Template letter for chancellor
 
Global Tax Rules - what next?
In the last couple of weeks there have been widespread news reports that the US is pulling out of the global tax rules negotiations. These discussions have been taking place at the OECD (Organisation for Economic Cooperation and Development) under the title of the BEPS 2.0 inclusive framework.

It is widely accepted that the current rules for how large multinational corporations are taxed are not fit for purpose. The fundamental problem is that it is very easy for companies that make money in one country to declare that profit in another. If the country where they declare that profit is in fact a tax haven (a country that charges little or no corporation tax) then the company pays very little (if any) tax on its profits.

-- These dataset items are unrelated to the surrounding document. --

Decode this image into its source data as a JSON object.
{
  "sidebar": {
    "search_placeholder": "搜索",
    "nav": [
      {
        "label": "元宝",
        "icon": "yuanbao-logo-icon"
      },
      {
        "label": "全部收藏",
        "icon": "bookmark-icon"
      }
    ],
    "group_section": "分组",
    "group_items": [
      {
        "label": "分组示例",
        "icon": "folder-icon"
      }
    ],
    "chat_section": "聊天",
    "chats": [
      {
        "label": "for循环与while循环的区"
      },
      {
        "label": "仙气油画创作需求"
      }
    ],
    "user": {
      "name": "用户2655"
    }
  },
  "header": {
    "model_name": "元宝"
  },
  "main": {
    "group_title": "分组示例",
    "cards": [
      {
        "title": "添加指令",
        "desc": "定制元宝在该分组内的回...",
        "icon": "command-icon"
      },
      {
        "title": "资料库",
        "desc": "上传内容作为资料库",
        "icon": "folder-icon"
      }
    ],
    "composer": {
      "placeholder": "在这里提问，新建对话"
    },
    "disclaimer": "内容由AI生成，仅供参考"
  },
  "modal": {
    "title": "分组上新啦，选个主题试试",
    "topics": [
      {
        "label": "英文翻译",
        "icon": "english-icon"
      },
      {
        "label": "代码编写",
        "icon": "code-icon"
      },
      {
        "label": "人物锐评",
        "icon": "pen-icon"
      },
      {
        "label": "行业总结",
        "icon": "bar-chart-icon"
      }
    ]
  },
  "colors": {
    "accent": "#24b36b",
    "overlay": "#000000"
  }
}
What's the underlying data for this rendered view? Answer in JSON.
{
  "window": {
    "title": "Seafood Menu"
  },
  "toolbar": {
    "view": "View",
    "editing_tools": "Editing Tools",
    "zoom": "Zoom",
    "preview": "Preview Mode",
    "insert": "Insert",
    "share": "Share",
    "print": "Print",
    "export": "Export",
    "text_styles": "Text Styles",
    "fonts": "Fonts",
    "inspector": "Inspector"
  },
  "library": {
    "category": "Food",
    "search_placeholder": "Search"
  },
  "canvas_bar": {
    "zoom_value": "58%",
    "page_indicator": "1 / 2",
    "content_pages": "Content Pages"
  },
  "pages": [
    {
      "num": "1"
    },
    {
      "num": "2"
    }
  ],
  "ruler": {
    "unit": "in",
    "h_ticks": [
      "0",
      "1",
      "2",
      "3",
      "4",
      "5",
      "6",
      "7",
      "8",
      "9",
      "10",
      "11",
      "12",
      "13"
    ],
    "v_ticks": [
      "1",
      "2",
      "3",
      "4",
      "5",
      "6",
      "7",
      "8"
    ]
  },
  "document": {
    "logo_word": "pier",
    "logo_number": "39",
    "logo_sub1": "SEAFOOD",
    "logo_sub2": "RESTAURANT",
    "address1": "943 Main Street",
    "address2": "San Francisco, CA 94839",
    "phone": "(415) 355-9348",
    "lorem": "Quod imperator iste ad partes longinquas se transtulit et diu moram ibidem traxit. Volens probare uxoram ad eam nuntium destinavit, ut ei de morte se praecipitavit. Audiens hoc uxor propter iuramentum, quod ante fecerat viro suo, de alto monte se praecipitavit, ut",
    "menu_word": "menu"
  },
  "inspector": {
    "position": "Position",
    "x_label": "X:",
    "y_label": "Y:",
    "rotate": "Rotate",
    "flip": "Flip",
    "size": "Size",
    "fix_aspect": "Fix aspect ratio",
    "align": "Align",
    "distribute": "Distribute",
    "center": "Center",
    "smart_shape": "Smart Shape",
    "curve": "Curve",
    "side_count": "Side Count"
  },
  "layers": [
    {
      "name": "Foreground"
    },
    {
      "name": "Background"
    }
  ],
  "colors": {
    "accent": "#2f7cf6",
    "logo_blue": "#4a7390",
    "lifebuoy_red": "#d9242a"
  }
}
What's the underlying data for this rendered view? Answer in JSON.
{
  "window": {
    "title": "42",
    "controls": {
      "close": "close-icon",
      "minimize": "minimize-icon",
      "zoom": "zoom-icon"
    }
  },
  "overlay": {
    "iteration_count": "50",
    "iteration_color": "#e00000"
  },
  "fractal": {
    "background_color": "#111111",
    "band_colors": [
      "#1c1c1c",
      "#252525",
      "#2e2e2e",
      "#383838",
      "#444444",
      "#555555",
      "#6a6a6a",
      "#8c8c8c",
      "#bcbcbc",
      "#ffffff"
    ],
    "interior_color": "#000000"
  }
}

Globally, this behaviour is estimated to cost the world upwards of $600bn each year, approximately 20% of global tax revenues. For developing countries this loss is especially problematic as they do not have large tax revenues in the first place, and so as a proportion of their overall tax income the losses from tax dodging impact them especially hard. Estimates vary but currently, it is suggested that developing countries lose anything from $200-400bn every single year. This is significantly more than those countries receive in foreign aid.

In light of this, it is essential that any reform of the global tax rules must put the needs of developing countries first. If they really did receive the tax that they are owed then it’s possible that the Sustainable Development Goals could be achieved, and extreme poverty eliminated. This is the prize that genuine reform of global taxation holds out for us.

However, the withdrawal of the US from these negotiations has certainly made the prospect of a good outcome far less likely. In their communications about withdrawal, it is not entirely clear if the the US is merely asking for a ‘pause’ while we all get to grip with Covid-19 or whether they are pulling out entirely. It is certainly clear that they have withdrawn because they are not getting their way.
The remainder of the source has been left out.